P-Glycoprotein Expression on Normal and Abnormally Expanded Natural Killer Cells and Inhibition of P-Glycoprotein Function by Cyclosporin A and Its Analogue, PSC833

IN TUMOR CELLS, the development of resistance against multiple lipophilic cytotoxic drugs is a major impediment to cancer chemotherapy. Such multidrug resistance (MDR) is mediated by the multidrug transporter P-glycoprotein (P-gp), encoded by the MDR1 gene, which functions as an adenosine triphosphate (ATP)-dependent drug efflux pump of broad substrate specificity.1,2 P-gp is expressed not only in neoplastic cells, but also in various normal cells including epithelial cells of the gastrointestinal tract, adrenal gland, and biliary canaliculi.3,4 Among normal blood cells, CD34⁺ cells, CD56⁺ cells, and CD8⁺ cells have been shown to display high levels of P-gp expression.5-8 Natural killer (NK) cells usually express CD56 antigen, so it is expected that NK cells express P-gp. To date, however, P-gp expression on normal NK cell subsets has not been reported, to our knowledge, and only a few studies have been reported about the relationship between P-gp and NK cell tumors.9-12 

Since the discovery of the reversal effect of verapamil on MDR,13 many agents that modulate P-gp function have been identified, including several calcium antagonists, calmodulin inhibitors, quinoline compounds, FK506, cyclosporin A (CsA), and its analogue PSC833.14-17 CsA and PSC833, with chemotherapeutic agents, have recently been used in the treatment of acute myeloid leukemia (AML), non-Hodgkin’s lymphoma, and multiple myeloma.18-21 There are no reports describing the use of these modulators in NK cell tumors to our knowledge.

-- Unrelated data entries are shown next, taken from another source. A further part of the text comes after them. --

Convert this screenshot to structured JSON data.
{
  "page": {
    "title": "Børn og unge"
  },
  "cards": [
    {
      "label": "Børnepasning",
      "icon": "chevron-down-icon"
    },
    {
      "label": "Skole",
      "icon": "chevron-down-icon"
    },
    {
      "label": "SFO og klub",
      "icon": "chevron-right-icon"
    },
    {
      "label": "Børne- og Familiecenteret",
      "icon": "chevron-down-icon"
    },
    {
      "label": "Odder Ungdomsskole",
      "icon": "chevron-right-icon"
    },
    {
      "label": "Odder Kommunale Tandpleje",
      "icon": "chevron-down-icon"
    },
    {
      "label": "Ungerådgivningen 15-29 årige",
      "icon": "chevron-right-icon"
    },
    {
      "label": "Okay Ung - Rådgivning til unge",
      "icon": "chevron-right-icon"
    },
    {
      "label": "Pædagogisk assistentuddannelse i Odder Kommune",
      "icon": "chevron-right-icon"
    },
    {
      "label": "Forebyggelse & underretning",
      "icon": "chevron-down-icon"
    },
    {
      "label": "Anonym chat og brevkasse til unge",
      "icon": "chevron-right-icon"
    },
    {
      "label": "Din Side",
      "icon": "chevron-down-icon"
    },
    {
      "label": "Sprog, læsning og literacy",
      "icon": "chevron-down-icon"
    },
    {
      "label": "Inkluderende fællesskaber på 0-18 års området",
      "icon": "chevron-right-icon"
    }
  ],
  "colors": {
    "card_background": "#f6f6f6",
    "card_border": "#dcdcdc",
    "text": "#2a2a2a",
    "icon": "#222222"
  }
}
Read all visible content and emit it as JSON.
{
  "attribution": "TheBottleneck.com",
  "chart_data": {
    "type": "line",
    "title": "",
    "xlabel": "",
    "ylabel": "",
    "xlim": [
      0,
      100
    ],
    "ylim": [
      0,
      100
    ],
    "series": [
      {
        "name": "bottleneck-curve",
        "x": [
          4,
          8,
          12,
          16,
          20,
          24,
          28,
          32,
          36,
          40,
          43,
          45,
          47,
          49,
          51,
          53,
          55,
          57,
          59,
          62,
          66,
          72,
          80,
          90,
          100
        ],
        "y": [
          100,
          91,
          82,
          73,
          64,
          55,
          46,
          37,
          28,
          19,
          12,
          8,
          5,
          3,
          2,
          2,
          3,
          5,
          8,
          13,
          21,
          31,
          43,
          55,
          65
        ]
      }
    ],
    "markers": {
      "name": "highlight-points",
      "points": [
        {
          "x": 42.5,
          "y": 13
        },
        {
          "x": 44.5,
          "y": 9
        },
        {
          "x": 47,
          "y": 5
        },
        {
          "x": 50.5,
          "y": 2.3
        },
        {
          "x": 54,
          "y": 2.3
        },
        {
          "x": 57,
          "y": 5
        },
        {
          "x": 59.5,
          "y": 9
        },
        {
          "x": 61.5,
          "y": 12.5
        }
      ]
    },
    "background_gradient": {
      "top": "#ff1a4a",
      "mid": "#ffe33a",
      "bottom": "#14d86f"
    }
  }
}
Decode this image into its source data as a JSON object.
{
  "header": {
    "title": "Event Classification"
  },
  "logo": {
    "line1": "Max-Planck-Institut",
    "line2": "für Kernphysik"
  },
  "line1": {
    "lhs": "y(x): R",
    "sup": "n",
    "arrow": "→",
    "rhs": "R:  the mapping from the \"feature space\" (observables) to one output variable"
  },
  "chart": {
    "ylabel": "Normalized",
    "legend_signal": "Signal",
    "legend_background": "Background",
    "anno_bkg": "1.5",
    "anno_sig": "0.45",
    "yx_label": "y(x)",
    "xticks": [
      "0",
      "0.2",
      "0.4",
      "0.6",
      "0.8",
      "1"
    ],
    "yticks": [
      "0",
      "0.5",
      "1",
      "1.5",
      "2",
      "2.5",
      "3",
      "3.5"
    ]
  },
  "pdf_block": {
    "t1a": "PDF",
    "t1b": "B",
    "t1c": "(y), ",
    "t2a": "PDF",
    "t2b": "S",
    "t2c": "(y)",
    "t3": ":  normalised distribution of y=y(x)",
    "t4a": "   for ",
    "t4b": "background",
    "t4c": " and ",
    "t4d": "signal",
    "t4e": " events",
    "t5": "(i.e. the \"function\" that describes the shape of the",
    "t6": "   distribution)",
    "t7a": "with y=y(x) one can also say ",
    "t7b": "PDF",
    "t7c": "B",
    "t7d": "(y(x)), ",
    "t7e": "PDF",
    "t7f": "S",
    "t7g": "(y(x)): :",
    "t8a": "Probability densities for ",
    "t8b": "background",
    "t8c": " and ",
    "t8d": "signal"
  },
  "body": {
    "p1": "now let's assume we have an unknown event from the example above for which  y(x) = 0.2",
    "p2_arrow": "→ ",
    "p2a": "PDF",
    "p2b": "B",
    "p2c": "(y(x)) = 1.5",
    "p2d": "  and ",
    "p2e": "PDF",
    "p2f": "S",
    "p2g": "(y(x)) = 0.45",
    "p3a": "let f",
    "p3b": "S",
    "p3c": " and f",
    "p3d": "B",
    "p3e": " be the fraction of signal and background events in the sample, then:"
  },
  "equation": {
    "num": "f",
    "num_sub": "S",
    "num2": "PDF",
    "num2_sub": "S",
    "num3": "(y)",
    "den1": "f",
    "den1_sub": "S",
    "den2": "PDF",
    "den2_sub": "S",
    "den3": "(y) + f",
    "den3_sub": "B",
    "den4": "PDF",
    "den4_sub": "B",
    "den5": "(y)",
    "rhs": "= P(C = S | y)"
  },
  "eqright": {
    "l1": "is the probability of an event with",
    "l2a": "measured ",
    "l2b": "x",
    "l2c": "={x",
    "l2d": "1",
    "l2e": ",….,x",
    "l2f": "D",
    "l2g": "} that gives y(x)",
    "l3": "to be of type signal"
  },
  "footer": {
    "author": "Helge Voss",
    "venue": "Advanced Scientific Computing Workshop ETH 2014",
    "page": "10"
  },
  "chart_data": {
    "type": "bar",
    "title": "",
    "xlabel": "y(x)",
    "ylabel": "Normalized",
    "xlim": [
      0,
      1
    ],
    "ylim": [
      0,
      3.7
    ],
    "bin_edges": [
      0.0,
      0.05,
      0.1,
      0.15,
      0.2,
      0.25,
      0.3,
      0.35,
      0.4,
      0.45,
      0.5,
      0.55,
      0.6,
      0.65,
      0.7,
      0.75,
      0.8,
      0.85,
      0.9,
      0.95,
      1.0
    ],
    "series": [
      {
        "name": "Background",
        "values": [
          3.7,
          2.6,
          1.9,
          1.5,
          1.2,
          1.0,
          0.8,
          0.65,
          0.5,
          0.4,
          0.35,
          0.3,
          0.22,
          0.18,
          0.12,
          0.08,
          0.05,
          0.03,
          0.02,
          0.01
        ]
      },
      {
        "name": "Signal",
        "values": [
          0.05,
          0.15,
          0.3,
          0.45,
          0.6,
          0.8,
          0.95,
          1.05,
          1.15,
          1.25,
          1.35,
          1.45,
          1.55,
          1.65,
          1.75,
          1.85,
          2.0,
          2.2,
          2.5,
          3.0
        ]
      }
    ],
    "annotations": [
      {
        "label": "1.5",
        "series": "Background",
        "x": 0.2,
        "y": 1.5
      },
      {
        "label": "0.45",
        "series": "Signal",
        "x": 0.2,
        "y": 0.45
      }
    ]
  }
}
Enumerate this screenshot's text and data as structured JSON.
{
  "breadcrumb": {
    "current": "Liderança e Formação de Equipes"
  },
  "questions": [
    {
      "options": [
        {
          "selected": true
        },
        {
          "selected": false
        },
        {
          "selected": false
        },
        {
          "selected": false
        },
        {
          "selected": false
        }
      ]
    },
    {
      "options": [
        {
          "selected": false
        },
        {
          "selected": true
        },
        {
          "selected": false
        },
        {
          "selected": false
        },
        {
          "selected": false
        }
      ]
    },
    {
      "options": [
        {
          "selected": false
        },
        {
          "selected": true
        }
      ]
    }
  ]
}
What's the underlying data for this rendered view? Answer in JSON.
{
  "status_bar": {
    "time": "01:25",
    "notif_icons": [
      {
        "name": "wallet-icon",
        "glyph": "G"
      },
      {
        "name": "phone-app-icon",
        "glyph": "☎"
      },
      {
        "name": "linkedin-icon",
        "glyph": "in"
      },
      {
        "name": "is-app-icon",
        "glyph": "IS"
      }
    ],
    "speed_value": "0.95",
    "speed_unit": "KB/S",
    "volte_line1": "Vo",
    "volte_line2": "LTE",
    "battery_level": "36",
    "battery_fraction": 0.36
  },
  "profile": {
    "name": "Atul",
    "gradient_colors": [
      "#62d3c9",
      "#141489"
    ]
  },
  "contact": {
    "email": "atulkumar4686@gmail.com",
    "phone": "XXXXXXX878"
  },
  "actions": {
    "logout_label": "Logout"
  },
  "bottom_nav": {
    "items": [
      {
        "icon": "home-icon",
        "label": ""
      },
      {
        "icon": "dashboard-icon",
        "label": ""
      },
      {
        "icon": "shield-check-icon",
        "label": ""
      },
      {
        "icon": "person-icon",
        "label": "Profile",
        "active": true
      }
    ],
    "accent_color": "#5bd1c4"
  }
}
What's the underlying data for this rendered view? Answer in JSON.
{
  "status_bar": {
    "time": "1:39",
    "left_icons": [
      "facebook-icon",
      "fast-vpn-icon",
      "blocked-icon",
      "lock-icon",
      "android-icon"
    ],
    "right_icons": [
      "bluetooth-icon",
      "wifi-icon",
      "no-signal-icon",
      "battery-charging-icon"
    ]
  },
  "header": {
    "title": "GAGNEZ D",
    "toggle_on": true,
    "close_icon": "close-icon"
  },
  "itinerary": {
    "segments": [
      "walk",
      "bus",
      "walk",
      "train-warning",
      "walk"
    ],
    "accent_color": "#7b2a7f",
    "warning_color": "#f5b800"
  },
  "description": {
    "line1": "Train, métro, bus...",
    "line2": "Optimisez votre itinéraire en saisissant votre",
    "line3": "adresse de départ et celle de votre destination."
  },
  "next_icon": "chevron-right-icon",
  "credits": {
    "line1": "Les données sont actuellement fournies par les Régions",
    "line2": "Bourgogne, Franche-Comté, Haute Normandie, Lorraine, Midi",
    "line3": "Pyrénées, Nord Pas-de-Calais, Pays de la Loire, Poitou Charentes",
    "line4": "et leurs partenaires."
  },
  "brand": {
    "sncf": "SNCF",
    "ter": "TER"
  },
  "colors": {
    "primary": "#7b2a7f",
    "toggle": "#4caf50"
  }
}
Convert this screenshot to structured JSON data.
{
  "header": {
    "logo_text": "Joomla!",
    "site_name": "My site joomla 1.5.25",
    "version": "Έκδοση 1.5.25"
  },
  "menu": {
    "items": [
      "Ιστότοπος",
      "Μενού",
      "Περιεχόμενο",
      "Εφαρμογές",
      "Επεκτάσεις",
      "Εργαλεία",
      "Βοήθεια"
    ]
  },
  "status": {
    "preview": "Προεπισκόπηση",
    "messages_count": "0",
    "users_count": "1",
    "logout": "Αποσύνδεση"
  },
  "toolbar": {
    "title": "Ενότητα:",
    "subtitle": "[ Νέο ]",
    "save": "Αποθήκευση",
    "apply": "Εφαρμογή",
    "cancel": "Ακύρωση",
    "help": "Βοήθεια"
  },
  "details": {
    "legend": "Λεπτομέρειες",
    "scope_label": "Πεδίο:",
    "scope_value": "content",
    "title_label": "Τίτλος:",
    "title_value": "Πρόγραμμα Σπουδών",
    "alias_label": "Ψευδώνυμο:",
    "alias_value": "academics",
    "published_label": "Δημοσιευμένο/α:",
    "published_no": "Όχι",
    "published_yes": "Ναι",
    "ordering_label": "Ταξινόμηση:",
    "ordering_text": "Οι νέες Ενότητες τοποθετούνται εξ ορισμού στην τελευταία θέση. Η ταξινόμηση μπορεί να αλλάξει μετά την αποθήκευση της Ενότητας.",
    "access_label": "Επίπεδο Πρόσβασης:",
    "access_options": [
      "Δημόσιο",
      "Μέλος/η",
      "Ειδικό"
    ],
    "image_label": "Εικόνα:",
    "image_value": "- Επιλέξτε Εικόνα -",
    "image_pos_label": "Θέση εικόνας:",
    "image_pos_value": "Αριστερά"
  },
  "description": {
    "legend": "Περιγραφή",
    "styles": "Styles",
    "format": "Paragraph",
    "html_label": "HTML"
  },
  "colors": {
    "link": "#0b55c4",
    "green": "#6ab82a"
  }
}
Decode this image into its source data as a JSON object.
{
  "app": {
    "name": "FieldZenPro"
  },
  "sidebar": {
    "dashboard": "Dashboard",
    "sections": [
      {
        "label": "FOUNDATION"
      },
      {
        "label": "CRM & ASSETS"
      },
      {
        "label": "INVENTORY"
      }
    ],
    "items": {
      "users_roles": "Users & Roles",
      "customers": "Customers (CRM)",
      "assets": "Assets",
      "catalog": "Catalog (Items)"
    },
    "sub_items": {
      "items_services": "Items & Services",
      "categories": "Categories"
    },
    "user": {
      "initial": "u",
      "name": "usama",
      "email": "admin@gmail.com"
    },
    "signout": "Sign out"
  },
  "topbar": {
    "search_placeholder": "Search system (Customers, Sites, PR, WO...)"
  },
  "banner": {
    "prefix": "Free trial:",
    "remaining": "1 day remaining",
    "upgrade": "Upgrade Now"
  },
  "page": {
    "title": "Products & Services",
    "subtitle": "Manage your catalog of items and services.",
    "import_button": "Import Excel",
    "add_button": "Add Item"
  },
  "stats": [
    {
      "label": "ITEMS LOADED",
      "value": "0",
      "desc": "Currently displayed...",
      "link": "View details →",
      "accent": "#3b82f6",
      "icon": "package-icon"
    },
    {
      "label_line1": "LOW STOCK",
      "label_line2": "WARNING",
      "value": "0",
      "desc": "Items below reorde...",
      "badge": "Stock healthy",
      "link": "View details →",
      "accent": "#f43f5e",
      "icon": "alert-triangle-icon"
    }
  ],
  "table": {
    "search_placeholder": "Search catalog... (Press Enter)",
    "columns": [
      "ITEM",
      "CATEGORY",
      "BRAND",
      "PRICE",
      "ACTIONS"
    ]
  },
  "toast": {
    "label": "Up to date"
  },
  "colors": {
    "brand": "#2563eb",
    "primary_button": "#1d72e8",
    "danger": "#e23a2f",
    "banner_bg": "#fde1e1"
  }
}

In this study, to clarify whether the P-gp expression in NK cells is carried into the malignancy originating from that cell type, we analyzed the expression and function of P-gp on various NK cell samples, including normal and abnormally expanded NK cells. We also investigated the effect of the P-gp modulators CsA and PSC833 on these NK cells.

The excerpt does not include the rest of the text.